Опередить Господа Бога - Ханна Кралль 4 стр.


Он отлично понимал, что профессор, у которого есть рубцы от ран, есть ордена и кафедра, хочет иметь в своей биографии еще и эти выстрелы, и все же пробовал объяснять ему разные вещи: что смерть в газовой камере не хуже, чем смерть в бою, и что недостойна смерть только тогда, когда пытаешься выжить за чужой счет, - но объяснить так ничего и не удалось, и он начал кричать. Одна женщина, присутствовавшая при этом разговоре, старалась его оправдать. "Простите его, - смущенно говорила она, - его нужно простить…"

- Детка, - говорит Эдельман, - ты должна наконец понять: люди шли спокойно и с достоинством. Страшная это штука - спокойно идти на смерть. Гораздо трудней, чем стрелять. Ведь куда легче умирать стреляя - куда легче было умирать нам, чем человеку, который идет к вагону, а потом едет в вагоне, а потом роет себе могилу, а потом раздевается догола… Теперь ты понимаешь? - спрашивает он.

- Да, - говорю я, - понимаю!

Нам действительно гораздо легче смотреть на тех, кто умирает стреляя, чем на человека, который роет себе могилу.

- Я видел однажды на Желязной сборище. Люди столпились вокруг бочки - обыкновенной деревянной бочки, на которой стоял еврей. Старый, низенький, с длинной бородой.

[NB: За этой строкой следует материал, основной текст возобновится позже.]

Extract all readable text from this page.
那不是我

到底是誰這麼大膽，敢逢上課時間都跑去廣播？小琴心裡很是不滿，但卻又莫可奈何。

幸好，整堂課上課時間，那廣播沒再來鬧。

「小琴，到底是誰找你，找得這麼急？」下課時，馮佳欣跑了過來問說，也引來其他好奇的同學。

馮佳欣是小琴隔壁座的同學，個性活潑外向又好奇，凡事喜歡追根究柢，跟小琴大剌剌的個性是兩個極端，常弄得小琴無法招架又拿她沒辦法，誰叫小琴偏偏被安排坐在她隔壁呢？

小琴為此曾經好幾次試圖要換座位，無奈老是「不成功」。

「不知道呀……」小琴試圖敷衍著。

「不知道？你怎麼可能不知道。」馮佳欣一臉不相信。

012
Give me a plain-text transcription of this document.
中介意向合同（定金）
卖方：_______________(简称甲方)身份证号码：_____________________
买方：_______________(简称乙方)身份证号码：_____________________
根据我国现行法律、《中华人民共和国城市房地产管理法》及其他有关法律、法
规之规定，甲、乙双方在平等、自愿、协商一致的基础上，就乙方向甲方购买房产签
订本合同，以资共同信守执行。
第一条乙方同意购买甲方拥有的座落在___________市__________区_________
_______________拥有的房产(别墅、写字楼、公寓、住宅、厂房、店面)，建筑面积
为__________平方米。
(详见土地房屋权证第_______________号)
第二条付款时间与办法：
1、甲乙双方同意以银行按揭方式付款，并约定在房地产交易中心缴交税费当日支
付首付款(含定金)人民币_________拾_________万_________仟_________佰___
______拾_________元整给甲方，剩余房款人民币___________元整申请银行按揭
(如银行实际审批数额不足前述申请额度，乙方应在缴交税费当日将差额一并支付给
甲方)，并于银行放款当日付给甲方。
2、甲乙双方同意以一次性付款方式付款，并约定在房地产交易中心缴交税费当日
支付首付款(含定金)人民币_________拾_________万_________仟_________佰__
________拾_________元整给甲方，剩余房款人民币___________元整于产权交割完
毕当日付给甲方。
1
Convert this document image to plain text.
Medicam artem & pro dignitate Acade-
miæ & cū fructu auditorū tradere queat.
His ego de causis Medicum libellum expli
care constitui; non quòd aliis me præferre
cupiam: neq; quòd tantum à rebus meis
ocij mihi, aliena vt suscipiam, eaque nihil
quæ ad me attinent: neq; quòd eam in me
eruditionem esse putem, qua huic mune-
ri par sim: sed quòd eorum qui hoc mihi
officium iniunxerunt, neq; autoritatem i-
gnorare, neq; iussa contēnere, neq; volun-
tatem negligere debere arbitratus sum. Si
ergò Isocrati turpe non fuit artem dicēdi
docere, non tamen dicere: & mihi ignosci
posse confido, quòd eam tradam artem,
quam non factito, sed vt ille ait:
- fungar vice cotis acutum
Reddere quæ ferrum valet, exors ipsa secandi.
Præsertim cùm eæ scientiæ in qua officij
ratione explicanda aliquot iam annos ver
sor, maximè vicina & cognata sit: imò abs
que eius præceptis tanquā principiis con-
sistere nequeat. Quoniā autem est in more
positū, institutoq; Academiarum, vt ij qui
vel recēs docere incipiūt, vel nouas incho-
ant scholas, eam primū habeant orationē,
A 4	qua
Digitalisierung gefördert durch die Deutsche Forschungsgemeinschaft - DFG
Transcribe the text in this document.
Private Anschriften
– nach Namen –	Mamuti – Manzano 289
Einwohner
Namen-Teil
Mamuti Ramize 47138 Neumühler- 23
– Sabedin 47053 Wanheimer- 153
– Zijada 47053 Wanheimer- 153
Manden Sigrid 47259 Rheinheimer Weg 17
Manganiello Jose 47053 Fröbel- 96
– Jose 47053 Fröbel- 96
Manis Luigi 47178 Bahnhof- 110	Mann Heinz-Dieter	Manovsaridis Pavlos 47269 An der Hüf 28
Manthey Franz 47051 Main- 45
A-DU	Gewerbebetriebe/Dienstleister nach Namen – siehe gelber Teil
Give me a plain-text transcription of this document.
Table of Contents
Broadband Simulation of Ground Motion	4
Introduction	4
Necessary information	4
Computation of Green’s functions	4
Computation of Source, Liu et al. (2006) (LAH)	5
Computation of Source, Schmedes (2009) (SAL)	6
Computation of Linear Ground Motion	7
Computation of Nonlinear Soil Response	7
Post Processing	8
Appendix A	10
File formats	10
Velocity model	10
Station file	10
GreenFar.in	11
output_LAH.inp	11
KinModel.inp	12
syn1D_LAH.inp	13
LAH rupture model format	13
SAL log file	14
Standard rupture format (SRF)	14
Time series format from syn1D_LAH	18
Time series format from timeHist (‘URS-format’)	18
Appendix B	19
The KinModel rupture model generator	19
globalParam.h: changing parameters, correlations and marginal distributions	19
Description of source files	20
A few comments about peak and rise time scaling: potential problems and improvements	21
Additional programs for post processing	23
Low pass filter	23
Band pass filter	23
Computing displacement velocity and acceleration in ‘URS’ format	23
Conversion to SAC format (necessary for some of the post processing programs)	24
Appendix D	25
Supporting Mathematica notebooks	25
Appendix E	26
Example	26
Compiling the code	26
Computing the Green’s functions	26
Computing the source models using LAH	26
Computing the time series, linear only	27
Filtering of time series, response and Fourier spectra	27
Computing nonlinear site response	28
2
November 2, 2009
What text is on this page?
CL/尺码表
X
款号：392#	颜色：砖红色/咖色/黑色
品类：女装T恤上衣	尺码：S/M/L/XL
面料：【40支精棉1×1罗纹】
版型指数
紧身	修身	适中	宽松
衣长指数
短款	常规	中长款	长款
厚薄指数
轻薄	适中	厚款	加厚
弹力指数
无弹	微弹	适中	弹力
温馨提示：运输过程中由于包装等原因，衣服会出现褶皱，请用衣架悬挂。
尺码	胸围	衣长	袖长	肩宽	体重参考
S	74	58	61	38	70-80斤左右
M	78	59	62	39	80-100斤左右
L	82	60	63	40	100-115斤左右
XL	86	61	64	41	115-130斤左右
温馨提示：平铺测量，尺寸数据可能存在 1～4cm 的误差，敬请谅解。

Возле него стояли два немецких офицера. (Двое красивых рослых мужчин рядом с маленьким сгорбленным евреем.) И эти немцы большими портняжными ножницами обстригали еврею по клочку его длинную бороду и хохотали до упаду.

Окружавшая их толпа тоже смеялась. Потому что объективно это и в самом деле было смешно: маленький человечек на деревянной бочке, с остатками бороды, укорачивающейся с каждым взмахом портняжных ножниц. Прямо тебе киношный гэг.

Гетто тогда еще не было, так что ужаса происходящего не ощущалось. Ведь ничего страшного с евреем не происходило, разве что стало ясно: можно безнаказанно загнать человека на бочку, это ненаказуемо, и человек этот вызывает смех.

И знаешь что?

Я тогда понял, что самое главное - не позволить загнать себя на бочку. Никогда, никому. Понимаешь?

Все, что я делал потом, - я делал для того, чтобы не позволить себя никуда загнать.

- Но ведь война только началась, и ты еще мог уехать. Твои друзья переходили нелегально границу, убегали туда, где не было бочек…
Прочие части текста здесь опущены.